Clara Barton (1821-1912)

Born in North Oxford Massachusetts on Christmas Day 1821 Clara Barton arrived into a large family of teachers and educators. The youngest of five children Clara learned early the importance of education, caring and self reliance. She was 10 years younger then her youngest sibling, 3 out of 4 of her brother and sisters were teachers. When her brother David was injured from a fall from the barn roof, it was Clara that nursed him at age 13 and brought him back to health. Skills she would employ later in life.

At the age of 18 in 1839 she began teaching at District School Number 9 in rural Massachusetts. By 1850 she was attending the “Liberal Institute” in Clinton New York pursuing her career as an educator. It was here that she made several new friends from all over including Mary Norton of Hightstown New Jersey.

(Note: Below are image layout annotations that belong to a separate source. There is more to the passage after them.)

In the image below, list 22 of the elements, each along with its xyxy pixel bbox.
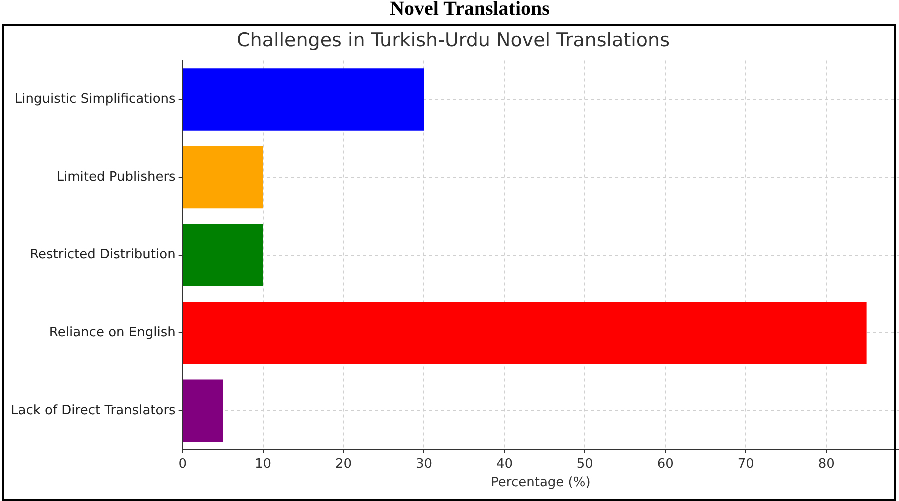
- x-tick-label: 40: [496, 456, 513, 472]
- bar: [183, 380, 224, 442]
- text: Novel Translations: [390, 0, 550, 20]
- bar: [183, 146, 264, 209]
- x-tick-label: 30: [416, 456, 433, 472]
- bar: [183, 68, 424, 131]
- y-tick-label: Limited Publishers: [56, 170, 176, 185]
- x-tick-label: 0: [178, 456, 187, 472]
- x-tick-label: 50: [576, 456, 594, 472]
- x-axis-title: Percentage (%): [491, 476, 591, 491]
- x-tick-label: 60: [657, 456, 674, 472]
- y-tick-label: Linguistic Simplifications: [14, 92, 176, 108]
- chart-title: Challenges in Turkish-Urdu Novel Translations: [237, 29, 670, 52]
- y-tick-label: Lack of Direct Translators: [10, 403, 176, 418]
- x-tick-label: 70: [738, 456, 754, 472]
- y-tick-label: Restricted Distribution: [30, 248, 176, 263]
- bar: [183, 224, 264, 286]
- x-tick-label: 80: [818, 456, 835, 472]
- x-tick-label: 20: [336, 456, 352, 472]
- bar: [183, 302, 867, 364]
- x-tick-label: 10: [255, 456, 272, 472]
- y-tick-label: Reliance on English: [49, 325, 176, 340]
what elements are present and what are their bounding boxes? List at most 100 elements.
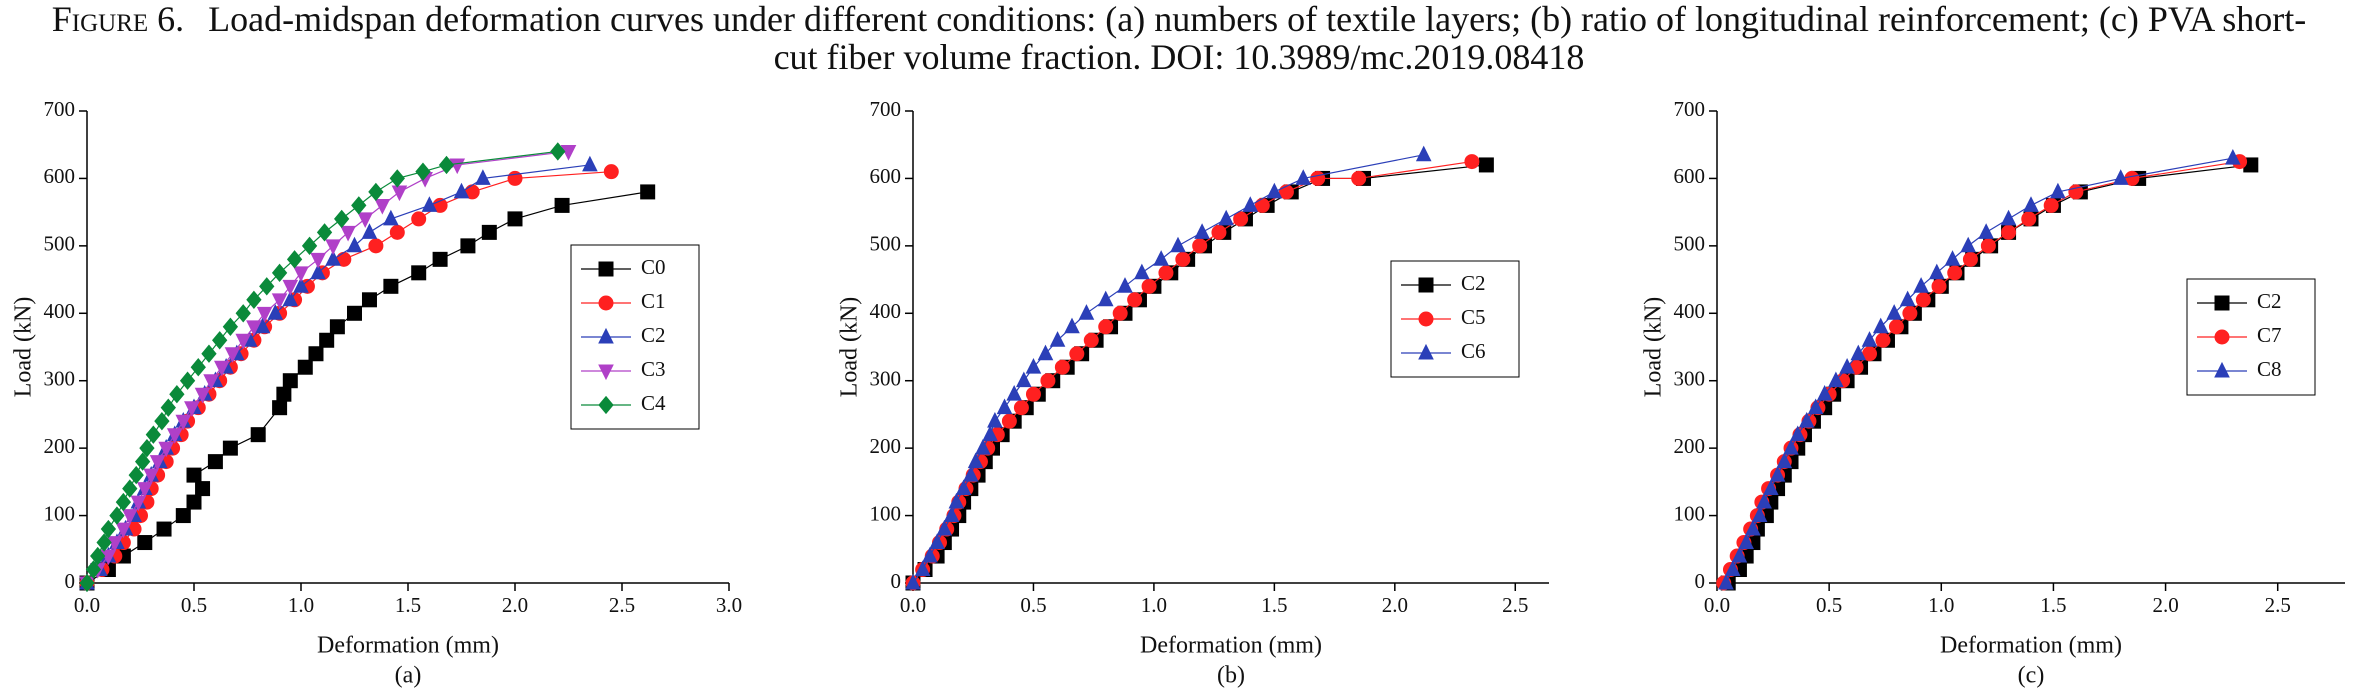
marker [1233,211,1249,227]
marker [374,198,391,215]
marker [246,290,262,309]
marker [334,209,350,229]
legend-label: C4 [641,391,666,415]
marker [1141,278,1157,294]
marker [1192,238,1208,254]
marker [1158,265,1174,281]
legend-marker [598,364,614,381]
legend-label: C2 [641,323,666,347]
marker [194,387,211,404]
x-tick-label: 1.0 [1141,593,1167,617]
y-tick-label: 700 [1674,97,1706,121]
marker [1756,492,1772,509]
marker [2000,209,2017,226]
marker [550,142,566,161]
marker [389,224,405,240]
marker [1478,157,1494,173]
marker [1001,413,1017,429]
marker [1278,184,1294,200]
y-tick-label: 500 [870,232,902,256]
x-tick-label: 2.5 [1502,593,1528,617]
legend-box [2186,278,2316,396]
y-tick-label: 300 [44,367,76,391]
marker [1013,400,1029,416]
marker [1266,182,1283,199]
y-tick-label: 400 [44,299,76,323]
marker [1049,331,1066,347]
marker [936,519,953,536]
caption-text: Load-midspan deformation curves under di… [208,0,2307,77]
y-tick-label: 600 [1674,164,1706,188]
marker [325,250,341,266]
marker [175,508,191,524]
marker [1816,385,1833,401]
marker [235,333,252,350]
marker [1064,317,1080,334]
marker [361,223,378,239]
marker [134,452,151,471]
marker [175,414,192,431]
legend: C2 C5 C6 [1390,260,1520,378]
marker [224,347,241,363]
y-tick-label: 600 [44,164,76,188]
legend-label: C5 [1461,305,1486,329]
series-line [1723,160,2240,584]
x-tick-label: 1.5 [2040,593,2066,617]
marker [250,427,266,443]
legend-marker [1418,277,1434,293]
marker [267,304,284,320]
marker [1947,265,1963,281]
marker [982,425,998,442]
marker [190,358,206,377]
marker [139,438,155,458]
marker [1763,479,1779,496]
marker [1117,277,1133,293]
marker [316,223,333,242]
y-tick-label: 300 [870,367,902,391]
marker [1776,452,1793,469]
marker [922,546,938,563]
legend-marker [598,327,614,344]
marker [301,236,318,256]
marker [1928,263,1945,280]
series-line [1727,164,2251,584]
legend: C2 C7 C8 [2186,278,2316,396]
marker [79,573,95,593]
legend-label: C0 [641,255,666,279]
series-line [86,164,590,584]
y-axis-label: Load (kN) [11,297,37,398]
marker [235,304,251,323]
marker [1902,305,1918,321]
legend-label: C6 [1461,339,1486,363]
marker [293,277,309,293]
marker [1861,331,1878,347]
marker [383,209,399,226]
x-tick-label: 0.5 [1816,593,1842,617]
marker [475,169,491,185]
marker [96,533,112,552]
marker [1083,332,1099,348]
marker [109,506,125,525]
marker [1069,346,1085,362]
marker [276,386,292,402]
marker [2112,169,2129,185]
y-tick-label: 100 [44,501,76,525]
marker [389,169,405,188]
y-tick-label: 0 [1695,569,1706,593]
marker [1194,223,1210,239]
x-tick-label: 0.0 [74,593,100,617]
legend-label: C3 [641,357,666,381]
marker [1078,304,1095,320]
marker [1960,236,1977,253]
legend: C0 C1 C2 C3 C4 [570,244,700,430]
x-tick-label: 3.0 [716,593,742,617]
legend-label: C2 [2257,289,2282,313]
marker [1828,371,1844,388]
marker [1980,238,1996,254]
marker [160,398,176,417]
y-axis-label: Load (kN) [837,297,863,398]
marker [2050,182,2066,199]
marker [271,263,288,283]
marker [963,465,979,482]
marker [1016,371,1032,388]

A visit to Mary Norton in New Jersey changed the history of public education in New Jersey. A social visit to Bordentown made an impression on Clara; looking around the streets she saw “idle boys. But the boys! I found them on all sides of me. Every street corner had little knots of them, idle, listless, as if to say what shall one do when they have nothing to do?”

Clara immediately sought out the chairman of the school committee and asked for an interview. Laws existed in New Jersey for free public education but were never implemented. There were plenty of private schools and pauper schools but neither alternative offered an opportunity for most of the children of the community.

Clara was given a ramshackle one room school house, on the first day six children showed up for school. They spent the first few days cleaning up the school house and getting it ready for children. She started the program in 1852 with six children and very little else, by 1853 there were over 600 children in the program, receiving lessons from teachers housed in locations all over the city. A bout of laryngitis kept her from her classroom for several months, in the interim the school committee appointed a man as principal of the new program Clara created.

Dissatisfied with this outcome, upon her recovery Clara decided to move on and took a position at the US Patent office in Washington DC. Bordentown’s loss was the country’s gain. Shortly after Clara’s move to the nation’s capital, the Civil War erupted and Clara had a new mission. Clara set up a system of procurement getting food and comfort to both sides of the conflict. Later she created a network of information reuniting loved ones and helping families find their missing loved ones.

Afterwards, she formed the American Red Cross a concept modeled after the Geneva Treaty of 1864 which she studied on a trip to Switzerland in 1869. Never married, Clara Barton was wedded to her convictions. She died in 1912 at age 90 in her Glen Echo home. She is buried less than a mile from her birthplace in a family plot in Oxford, Mass.